Leon G. Cooperman Biography

Leon G Cooperman is an American billionaire investor, hedge fund manager, and philanthropist. He is the chairman and CEO of Omega Advisors, a New York-based investment advisory firm managing over $3.3 billion in assets under management, the majority consisting of his personal wealth.

Soon after graduating from Columbia, Cooperman joined Goldman Sachs. He spent his first 22 years at Goldman in the Investment Research Department as partner-in-charge, co-chairman of the Investment Policy Committee and chairman of the Stock Selection Committee. In 1989, he became chairman and chief executive officer of Goldman Sachs Asset Management and was chief investment officer of the equity product line including managing the GS Capital Growth Fund, an open-end mutual fund, for one and one-half years.

While at Goldman Sachs, for nine consecutive years, Cooperman was voted the number one portfolio strategist in the Institutional Investor “All-America Research Team” survey.

At the end of 1991 after twenty-five years of service, Cooperman retired from his positions as a general partner of Goldman, Sachs & Co. and as chairman and chief executive officer of Goldman Sachs Asset Management.

Leon G Cooperman Age | Leon G. Lee Cooperman

When it comes to his age, Leon was born on April 25, 1943. His birth name is Leon G. “Lee” Cooperman. He is 76 years old.

Leon G Cooperman Family

Cooperman was born to a Jewish family in the South Bronx, New York City. He is the son of immigrants from Poland. Details of his parent’s names and siblings are currently under review.

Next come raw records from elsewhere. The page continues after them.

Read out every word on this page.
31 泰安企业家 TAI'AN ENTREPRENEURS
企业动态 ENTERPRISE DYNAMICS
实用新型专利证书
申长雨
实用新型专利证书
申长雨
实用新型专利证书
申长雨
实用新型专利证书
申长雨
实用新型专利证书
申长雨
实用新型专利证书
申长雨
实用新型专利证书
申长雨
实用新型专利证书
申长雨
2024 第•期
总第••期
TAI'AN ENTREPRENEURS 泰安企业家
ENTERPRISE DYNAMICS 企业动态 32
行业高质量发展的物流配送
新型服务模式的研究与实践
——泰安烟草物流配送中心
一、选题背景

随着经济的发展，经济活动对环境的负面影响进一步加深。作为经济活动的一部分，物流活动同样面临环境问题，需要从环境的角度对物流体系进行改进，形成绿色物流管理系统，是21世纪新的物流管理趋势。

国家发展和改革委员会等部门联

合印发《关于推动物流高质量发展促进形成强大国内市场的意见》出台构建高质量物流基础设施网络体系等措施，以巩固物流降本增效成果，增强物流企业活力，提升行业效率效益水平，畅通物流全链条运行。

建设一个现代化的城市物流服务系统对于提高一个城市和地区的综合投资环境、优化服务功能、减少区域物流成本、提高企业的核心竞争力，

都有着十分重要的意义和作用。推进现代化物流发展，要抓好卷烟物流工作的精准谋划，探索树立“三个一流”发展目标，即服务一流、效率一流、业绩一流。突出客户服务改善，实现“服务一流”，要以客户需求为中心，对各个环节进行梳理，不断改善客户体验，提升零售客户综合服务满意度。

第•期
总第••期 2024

Leon G Cooperman Education

Cooperman was the first in his family to earn a college degree. As an undergraduate at Hunter College, Cooperman joined and was an active member of the Alpha Epsilon Pi. After graduating, he became a quality control engineer at Xerox in 1965. Cooperman later received his MBA from Columbia Business School, graduating in 1967.

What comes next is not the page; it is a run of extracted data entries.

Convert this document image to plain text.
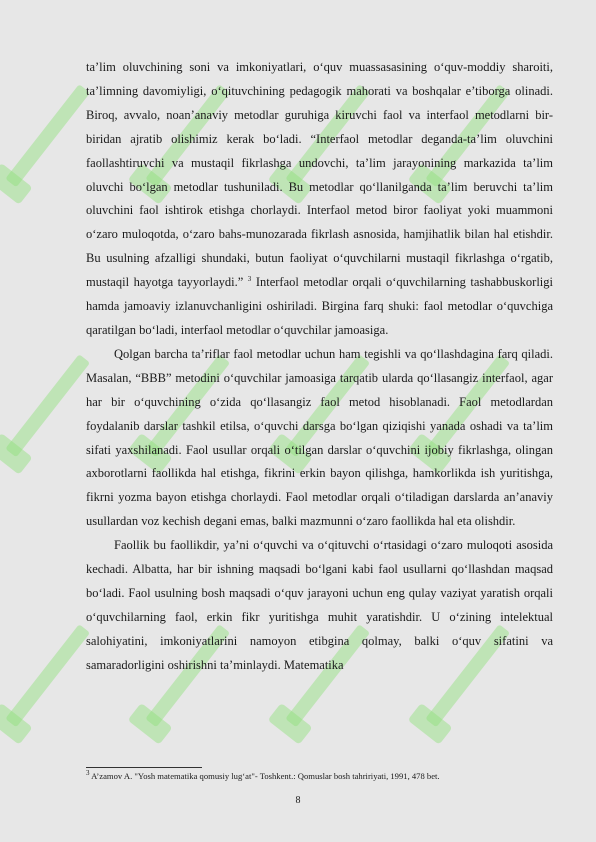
ta’lim oluvchining soni va imkoniyatlari, o‘quv muassasasining o‘quv-moddiy sharoiti, ta’limning davomiyligi, o‘qituvchining pedagogik mahorati va boshqalar e’tiborga olinadi. Biroq, avvalo, noan’anaviy metodlar guruhiga kiruvchi faol va interfaol metodlarni bir-biridan ajratib olishimiz kerak bo‘ladi. “Interfaol metodlar deganda-ta’lim oluvchini faollashtiruvchi va mustaqil fikrlashga undovchi, ta’lim jarayonining markazida ta’lim oluvchi bo‘lgan metodlar tushuniladi. Bu metodlar qo‘llanilganda ta’lim beruvchi ta’lim oluvchini faol ishtirok etishga chorlaydi. Interfaol metod biror faoliyat yoki muammoni o‘zaro muloqotda, o‘zaro bahs-munozarada fikrlash asnosida, hamjihatlik bilan hal etishdir. Bu usulning afzalligi shundaki, butun faoliyat o‘quvchilarni mustaqil fikrlashga o‘rgatib, mustaqil hayotga tayyorlaydi.” $^3$ Interfaol metodlar orqali o‘quvchilarning tashabbuskorligi hamda jamoaviy izlanuvchanligini oshiriladi. Birgina farq shuki: faol metodlar o‘quvchiga qaratilgan bo‘ladi, interfaol metodlar o‘quvchilar jamoasiga.

Qolgan barcha ta’riflar faol metodlar uchun ham tegishli va qo‘llashdagina farq qiladi. Masalan, “BBB” metodini o‘quvchilar jamoasiga tarqatib ularda qo‘llasangiz interfaol, agar har bir o‘quvchining o‘zida qo‘llasangiz faol metod hisoblanadi. Faol metodlardan foydalanib darslar tashkil etilsa, o‘quvchi darsga bo‘lgan qiziqishi yanada oshadi va ta’lim sifati yaxshilanadi. Faol usullar orqali o‘tilgan darslar o‘quvchini ijobiy fikrlashga, olingan axborotlarni faollikda hal etishga, fikrini erkin bayon qilishga, hamkorlikda ish yuritishga, fikrni yozma bayon etishga chorlaydi. Faol metodlar orqali o‘tiladigan darslarda an’anaviy usullardan voz kechish degani emas, balki mazmunni o‘zaro faollikda hal eta olishdir.

Faollik bu faollikdir, ya’ni o‘quvchi va o‘qituvchi o‘rtasidagi o‘zaro muloqoti asosida kechadi. Albatta, har bir ishning maqsadi bo‘lgani kabi faol usullarni qo‘llashdan maqsad bo‘ladi. Faol usulning bosh maqsadi o‘quv jarayoni uchun eng qulay vaziyat yaratish orqali o‘quvchilarning faol, erkin fikr yuritishga muhit yaratishdir. U o‘zining intelektual salohiyatini, imkoniyatlarini namoyon etibgina qolmay, balki o‘quv sifatini va samaradorligini oshirishni ta’minlaydi. Matematika

$^3$ A’zamov A. "Yosh matematika qomusiy lug‘at"- Toshkent.: Qomuslar bosh tahririyati, 1991, 478 bet.
8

Leon G. Cooperman Net Worth | Leon G Cooperman Billionaires to pay more taxes

Cooperman founded Omega Advisors in 1991. It had approximately $3.6 billion in assets under management as of June 30. The investor has a net worth of $3.2 billion, according to Forbes. The Wall Street veteran’s July Financial Times op-ed questioned whether a wealth tax would be “the best path forward for the country and whether the federal government is currently up to the task of allocating those tax resources efficiently.”

But he expressed support for a progressive income tax, writing: “Congress should revisit the ‘Buffett rule,’ named for his belief that the wealthy should not pay a smaller percentage of their income in taxes than those who are less affluent, and impose a surtax on those making more than $1 million.”

Leon G Cooperman Wife | Leon G Cooperman Children

Moving on to his love life, Leon is married to his wife Toby. The happy couple is blessed with two sons Wayne and Michael, and three grandchildren. Since the late 1970s, Cooperman has been a resident of the Short Hills neighborhood of Millburn, New Jersey. He has an honorary doctorate in finance from Roger Williams University in Rhode Island.

Leon G Cooperman Omega Advisors

Omega

After leaving Goldman Sachs, he organized a private investment partnership, Omega Advisors, Inc. Cooperman retired in 2016 and converted Omega to a family office.

2016 SEC investigation

On September 21, 2016, Cooperman was charged with insider trading by the U.S. Securities and Exchange Commission. He denied the charges. Cooperman faced criminal charges in a related parallel proceeding and has asserted his Fifth Amendment right against self-incrimination before an SEC hearing. In May 2017 Cooperman’s firm agreed to a $4.9 million settlement with the SEC. As part of the agreement, Omega Advisers admitted no wrongdoing.

Following the settlement, Cooperman commented: “The process, in my opinion, was totally abusive. It’s a problem that the government should address,” and “My lawyers told me that the probability of my winning would be overwhelmingly high, that if I didn’t win it had nothing to do with the merits of the case,” he said. SEC officials declined to comment.